Now it’s true, in the present circumstances of our financial panic, consumer spending has fallen because of fear, not because of a fundamental shift in the desired timing of consumption. But still, the point remains that people cut back on present consumption in order to be able to “spend money” in the future. The difference between our present situation and the cruise-liner story above is just that people right now aren’t sure exactly when, and on what, they will be spending this extra savings.

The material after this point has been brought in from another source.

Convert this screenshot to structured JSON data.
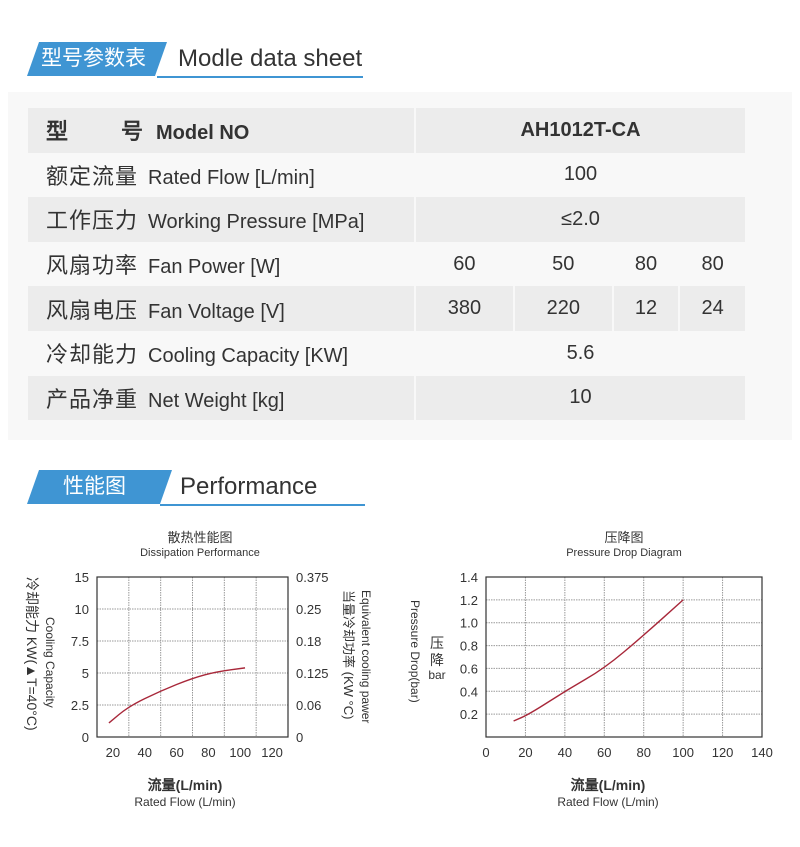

Even so, the best solution is still for the government to mind its own business and let people work things out voluntarily. The uncertainty isn’t phony; people really don’t know what’s going to happen next month. In this situation, it is entirely appropriate for humans to stop cranking out so many iPods and designer clothes, allowing a temporary build-up of the resources that go into the production of these nonessential items.
What is especially ironic in all of this is that even on his own terms, Krugman’s recommendations make no sense. That is to say, even if we put aside all of the real, physical readjustments that must occur to revamp the economy in light of the unsustainable housing boom, it would still be the case that the government ought to do nothing. If the present crisis really were largely the result of irrational panic and hoarding then government activism would only make people more uncertain about the future. In particular, no one has any idea what Paulson & Bernanke will announce next regarding financial companies and mortgages. If we’re trying to reassure consumers that everything is normal, why would we resurrect tools from the New Deal playbook?

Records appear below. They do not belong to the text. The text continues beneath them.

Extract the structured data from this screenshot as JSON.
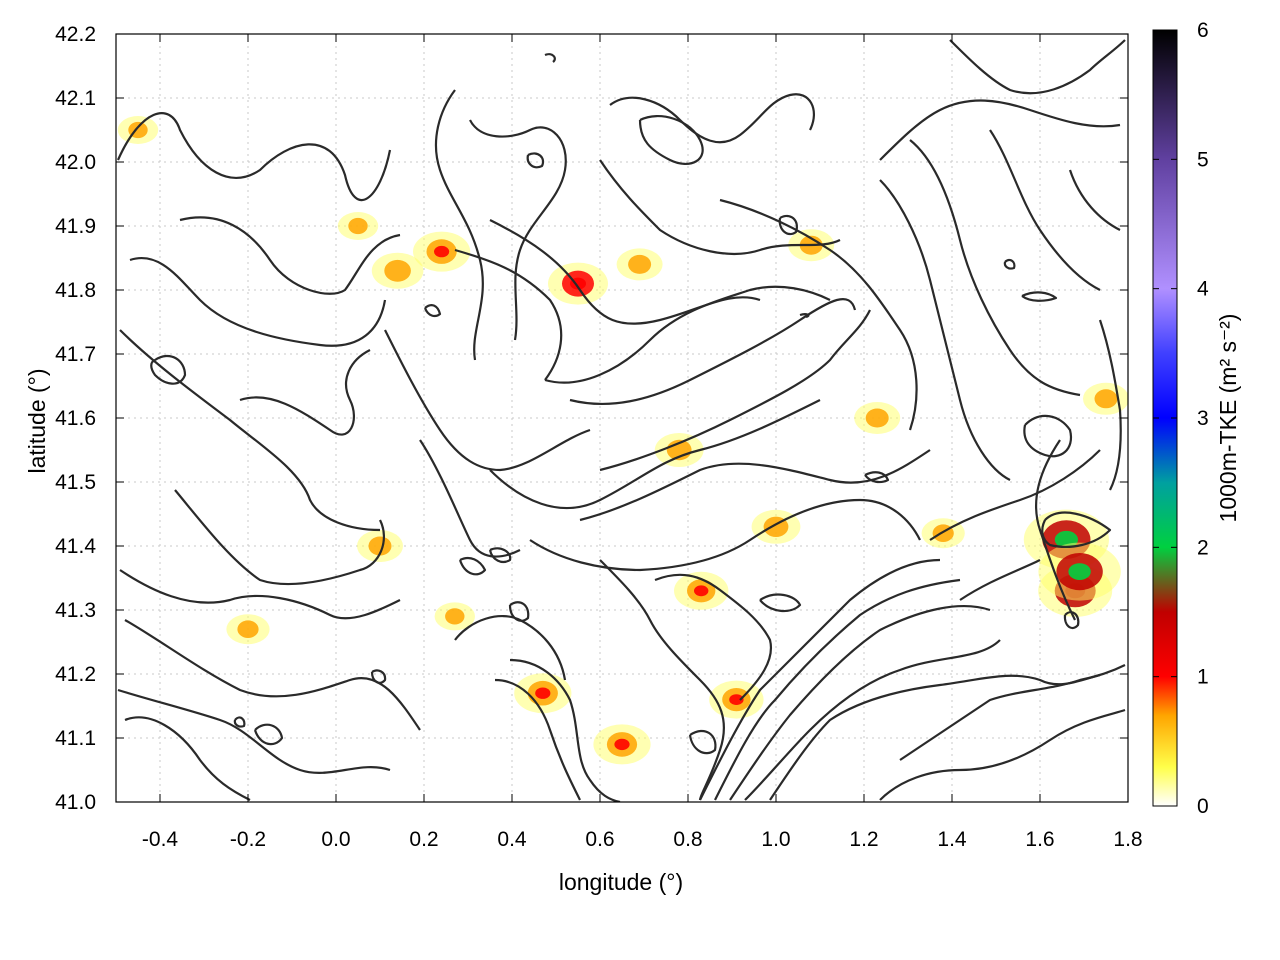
{
  "chart_data": {
    "type": "heatmap",
    "title": "",
    "xlabel": "longitude (°)",
    "ylabel": "latitude (°)",
    "xlim": [
      -0.5,
      1.8
    ],
    "ylim": [
      41.0,
      42.2
    ],
    "x_ticks": [
      -0.4,
      -0.2,
      0.0,
      0.2,
      0.4,
      0.6,
      0.8,
      1.0,
      1.2,
      1.4,
      1.6,
      1.8
    ],
    "x_tick_labels": [
      "-0.4",
      "-0.2",
      "0.0",
      "0.2",
      "0.4",
      "0.6",
      "0.8",
      "1.0",
      "1.2",
      "1.4",
      "1.6",
      "1.8"
    ],
    "y_ticks": [
      41.0,
      41.1,
      41.2,
      41.3,
      41.4,
      41.5,
      41.6,
      41.7,
      41.8,
      41.9,
      42.0,
      42.1,
      42.2
    ],
    "y_tick_labels": [
      "41.0",
      "41.1",
      "41.2",
      "41.3",
      "41.4",
      "41.5",
      "41.6",
      "41.7",
      "41.8",
      "41.9",
      "42.0",
      "42.1",
      "42.2"
    ],
    "grid": true,
    "colorbar": {
      "label": "1000m-TKE (m² s⁻²)",
      "range": [
        0,
        6
      ],
      "ticks": [
        0,
        1,
        2,
        3,
        4,
        5,
        6
      ],
      "tick_labels": [
        "0",
        "1",
        "2",
        "3",
        "4",
        "5",
        "6"
      ],
      "colormap": [
        {
          "v": 0.0,
          "color": "#ffffff"
        },
        {
          "v": 0.3,
          "color": "#ffff4a"
        },
        {
          "v": 0.7,
          "color": "#ffa500"
        },
        {
          "v": 1.0,
          "color": "#ff0000"
        },
        {
          "v": 1.5,
          "color": "#c00000"
        },
        {
          "v": 2.0,
          "color": "#00d040"
        },
        {
          "v": 2.5,
          "color": "#00a0a0"
        },
        {
          "v": 3.0,
          "color": "#0000ff"
        },
        {
          "v": 3.5,
          "color": "#4040ff"
        },
        {
          "v": 4.0,
          "color": "#b090ff"
        },
        {
          "v": 5.0,
          "color": "#6040a0"
        },
        {
          "v": 6.0,
          "color": "#000000"
        }
      ]
    },
    "hotspots": [
      {
        "lon": 1.66,
        "lat": 41.41,
        "value": 1.9
      },
      {
        "lon": 1.68,
        "lat": 41.33,
        "value": 1.5
      },
      {
        "lon": 1.69,
        "lat": 41.36,
        "value": 1.8
      },
      {
        "lon": 0.55,
        "lat": 41.81,
        "value": 1.0
      },
      {
        "lon": 0.24,
        "lat": 41.86,
        "value": 0.9
      },
      {
        "lon": 0.14,
        "lat": 41.83,
        "value": 0.7
      },
      {
        "lon": 0.47,
        "lat": 41.17,
        "value": 0.9
      },
      {
        "lon": 0.65,
        "lat": 41.09,
        "value": 0.9
      },
      {
        "lon": 0.91,
        "lat": 41.16,
        "value": 0.8
      },
      {
        "lon": 0.83,
        "lat": 41.33,
        "value": 0.8
      },
      {
        "lon": 0.78,
        "lat": 41.55,
        "value": 0.6
      },
      {
        "lon": 1.0,
        "lat": 41.43,
        "value": 0.6
      },
      {
        "lon": 1.23,
        "lat": 41.6,
        "value": 0.5
      },
      {
        "lon": 1.75,
        "lat": 41.63,
        "value": 0.5
      },
      {
        "lon": 0.69,
        "lat": 41.84,
        "value": 0.5
      },
      {
        "lon": 1.08,
        "lat": 41.87,
        "value": 0.5
      },
      {
        "lon": 0.1,
        "lat": 41.4,
        "value": 0.5
      },
      {
        "lon": -0.2,
        "lat": 41.27,
        "value": 0.4
      },
      {
        "lon": 1.38,
        "lat": 41.42,
        "value": 0.4
      },
      {
        "lon": 0.05,
        "lat": 41.9,
        "value": 0.3
      },
      {
        "lon": -0.45,
        "lat": 42.05,
        "value": 0.3
      },
      {
        "lon": 0.27,
        "lat": 41.29,
        "value": 0.3
      }
    ]
  }
}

There is one more contradiction we should mention. The essence of the paradox of thrift and the liquidity trap is the insight that businesses won’t expand operations if there is no demand for their product. But if Krugman and other pump-primers can see that the interruption in spending is only temporary, then so can the business owners involved. And to the extent that it is not temporary—for example, homebuilders are seeing much lower sales, and this isn’t simply due to irrational hoarding—then government spending to “fill the gap” only screws things up even more.

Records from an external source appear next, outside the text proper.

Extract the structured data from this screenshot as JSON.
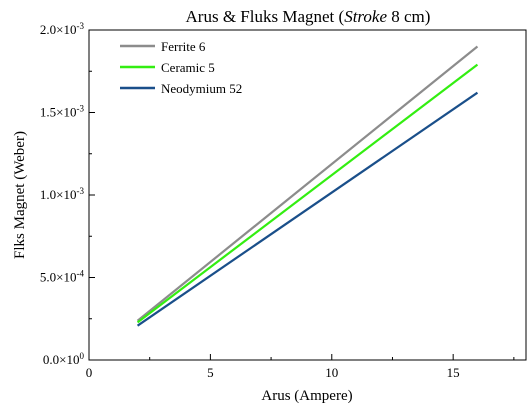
{
  "chart_data": {
    "type": "line",
    "title": {
      "prefix": "Arus & Fluks Magnet (",
      "italic": "Stroke",
      "suffix": " 8 cm)"
    },
    "xlabel": "Arus (Ampere)",
    "ylabel": "Flks Magnet (Weber)",
    "xlim": [
      0,
      18
    ],
    "ylim": [
      0,
      0.002
    ],
    "xticks": [
      {
        "value": 0,
        "label": "0"
      },
      {
        "value": 5,
        "label": "5"
      },
      {
        "value": 10,
        "label": "10"
      },
      {
        "value": 15,
        "label": "15"
      }
    ],
    "yticks": [
      {
        "value": 0,
        "mantissa": "0.0×10",
        "exp": "0"
      },
      {
        "value": 0.0005,
        "mantissa": "5.0×10",
        "exp": "-4"
      },
      {
        "value": 0.001,
        "mantissa": "1.0×10",
        "exp": "-3"
      },
      {
        "value": 0.0015,
        "mantissa": "1.5×10",
        "exp": "-3"
      },
      {
        "value": 0.002,
        "mantissa": "2.0×10",
        "exp": "-3"
      }
    ],
    "legend_position": "top-left",
    "grid": false,
    "series": [
      {
        "name": "Ferrite 6",
        "color": "#8c8c8c",
        "x": [
          2,
          16
        ],
        "y": [
          0.000238,
          0.0019
        ]
      },
      {
        "name": "Ceramic 5",
        "color": "#33ee11",
        "x": [
          2,
          16
        ],
        "y": [
          0.000228,
          0.00179
        ]
      },
      {
        "name": "Neodymium 52",
        "color": "#1a4f8a",
        "x": [
          2,
          16
        ],
        "y": [
          0.000208,
          0.00162
        ]
      }
    ]
  }
}
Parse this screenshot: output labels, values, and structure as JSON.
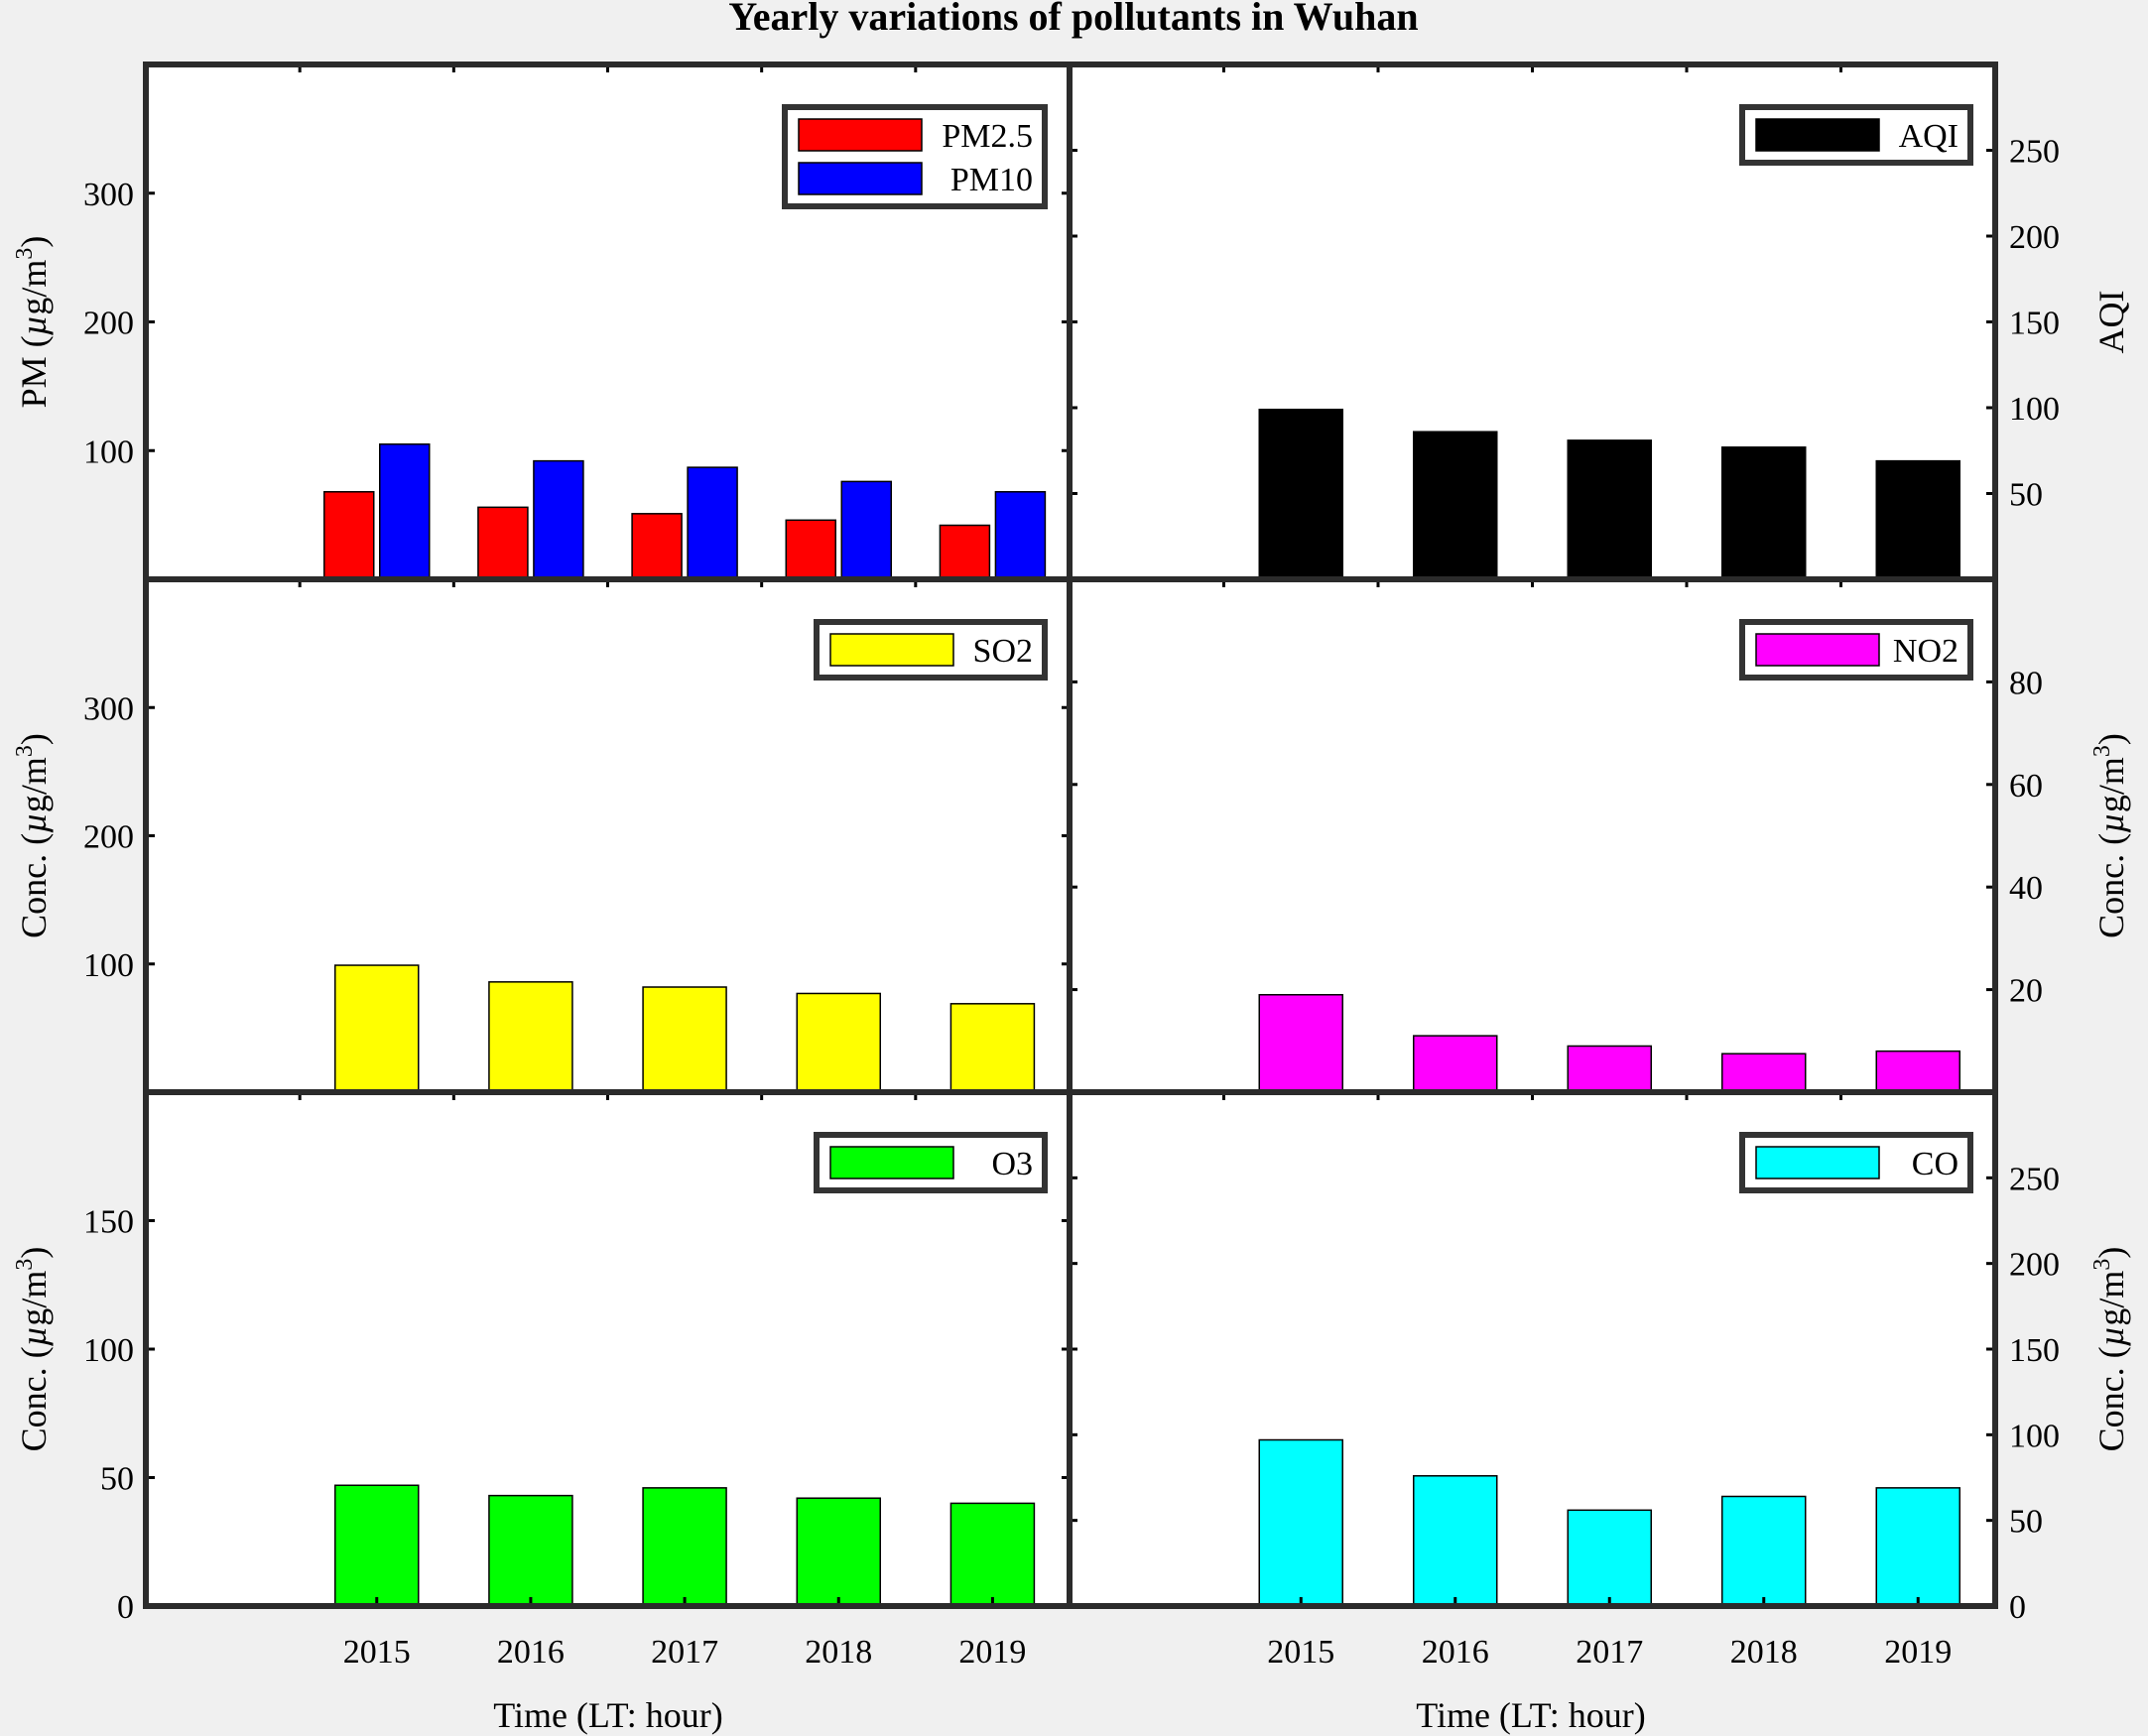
{
  "figure": {
    "title": "Yearly variations of pollutants in Wuhan",
    "xlabel": "Time (LT: hour)"
  },
  "chart_data": [
    {
      "type": "bar",
      "panel": "top-left",
      "categories": [
        "2015",
        "2016",
        "2017",
        "2018",
        "2019"
      ],
      "series": [
        {
          "name": "PM2.5",
          "color": "#ff0000",
          "values": [
            68,
            56,
            51,
            46,
            42
          ]
        },
        {
          "name": "PM10",
          "color": "#0000ff",
          "values": [
            105,
            92,
            87,
            76,
            68
          ]
        }
      ],
      "ylabel": "PM (µg/m³)",
      "ylabel_main": "PM (",
      "ylabel_mu": "µ",
      "ylabel_unit": "g/m",
      "ylabel_sup": "3",
      "ylabel_close": ")",
      "yaxis_side": "left",
      "ylim": [
        0,
        400
      ],
      "yticks": [
        100,
        200,
        300
      ],
      "legend": "top-right",
      "show_xticklabels": false
    },
    {
      "type": "bar",
      "panel": "top-right",
      "categories": [
        "2015",
        "2016",
        "2017",
        "2018",
        "2019"
      ],
      "series": [
        {
          "name": "AQI",
          "color": "#000000",
          "values": [
            99,
            86,
            81,
            77,
            69
          ]
        }
      ],
      "ylabel": "AQI",
      "ylabel_main": "AQI",
      "yaxis_side": "right",
      "ylim": [
        0,
        300
      ],
      "yticks": [
        50,
        100,
        150,
        200,
        250
      ],
      "legend": "top-right",
      "show_xticklabels": false
    },
    {
      "type": "bar",
      "panel": "middle-left",
      "categories": [
        "2015",
        "2016",
        "2017",
        "2018",
        "2019"
      ],
      "series": [
        {
          "name": "SO2",
          "color": "#ffff00",
          "values": [
            99,
            86,
            82,
            77,
            69
          ]
        }
      ],
      "ylabel": "Conc. (µg/m³)",
      "ylabel_main": "Conc. (",
      "ylabel_mu": "µ",
      "ylabel_unit": "g/m",
      "ylabel_sup": "3",
      "ylabel_close": ")",
      "yaxis_side": "left",
      "ylim": [
        0,
        400
      ],
      "yticks": [
        100,
        200,
        300
      ],
      "legend": "top-right",
      "show_xticklabels": false
    },
    {
      "type": "bar",
      "panel": "middle-right",
      "categories": [
        "2015",
        "2016",
        "2017",
        "2018",
        "2019"
      ],
      "series": [
        {
          "name": "NO2",
          "color": "#ff00ff",
          "values": [
            19,
            11,
            9,
            7.5,
            8
          ]
        }
      ],
      "ylabel": "Conc. (µg/m³)",
      "ylabel_main": "Conc. (",
      "ylabel_mu": "µ",
      "ylabel_unit": "g/m",
      "ylabel_sup": "3",
      "ylabel_close": ")",
      "yaxis_side": "right",
      "ylim": [
        0,
        100
      ],
      "yticks": [
        20,
        40,
        60,
        80
      ],
      "legend": "top-right",
      "show_xticklabels": false
    },
    {
      "type": "bar",
      "panel": "bottom-left",
      "categories": [
        "2015",
        "2016",
        "2017",
        "2018",
        "2019"
      ],
      "series": [
        {
          "name": "O3",
          "color": "#00ff00",
          "values": [
            47,
            43,
            46,
            42,
            40
          ]
        }
      ],
      "ylabel": "Conc. (µg/m³)",
      "ylabel_main": "Conc. (",
      "ylabel_mu": "µ",
      "ylabel_unit": "g/m",
      "ylabel_sup": "3",
      "ylabel_close": ")",
      "yaxis_side": "left",
      "ylim": [
        0,
        200
      ],
      "yticks": [
        0,
        50,
        100,
        150
      ],
      "legend": "top-right",
      "show_xticklabels": true
    },
    {
      "type": "bar",
      "panel": "bottom-right",
      "categories": [
        "2015",
        "2016",
        "2017",
        "2018",
        "2019"
      ],
      "series": [
        {
          "name": "CO",
          "color": "#00ffff",
          "values": [
            97,
            76,
            56,
            64,
            69
          ]
        }
      ],
      "ylabel": "Conc. (µg/m³)",
      "ylabel_main": "Conc. (",
      "ylabel_mu": "µ",
      "ylabel_unit": "g/m",
      "ylabel_sup": "3",
      "ylabel_close": ")",
      "yaxis_side": "right",
      "ylim": [
        0,
        300
      ],
      "yticks": [
        0,
        50,
        100,
        150,
        200,
        250
      ],
      "legend": "top-right",
      "show_xticklabels": true
    }
  ]
}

For long-run sustainable output, businesses want to have finished products emerging from the pipeline just when consumers want to buy them. Market prices and the profit-and-loss system provide the best means of allowing entrepreneurs to make these forecasts. If the government starts buying, say, office copiers even though it doesn’t really need them, that might provide jobs temporarily in a few firms, but the owners know that they can’t trust this demand because it is subject to political whim. Thus the government’s efforts will simply confuse entrepreneurs who are trying to configure their capacity to meet future demand.
Conclusion
In his discussion of the “paradox of thrift,” Paul Krugman proves that he is not an economist—or at least, not a very good one. His policy recommendations are based on a Keynesian model bereft of time and the capital structure of production. Recessions are rooted in misalignments in this unbelievably complex structure, and there needs to be a period of below-normal output as these pipelines are fixed. Most important, consumers are doing the right thing when they increase their saving during a downturn. If solving a recession really were as simple as getting people to spend, then we wouldn’t keep experiencing them.
- 1Okay you got me: I made up that anecdote. But I have been to lunch with Bill, and I’m pretty sure he has bought a New York Times. And I know that he hates Krugman.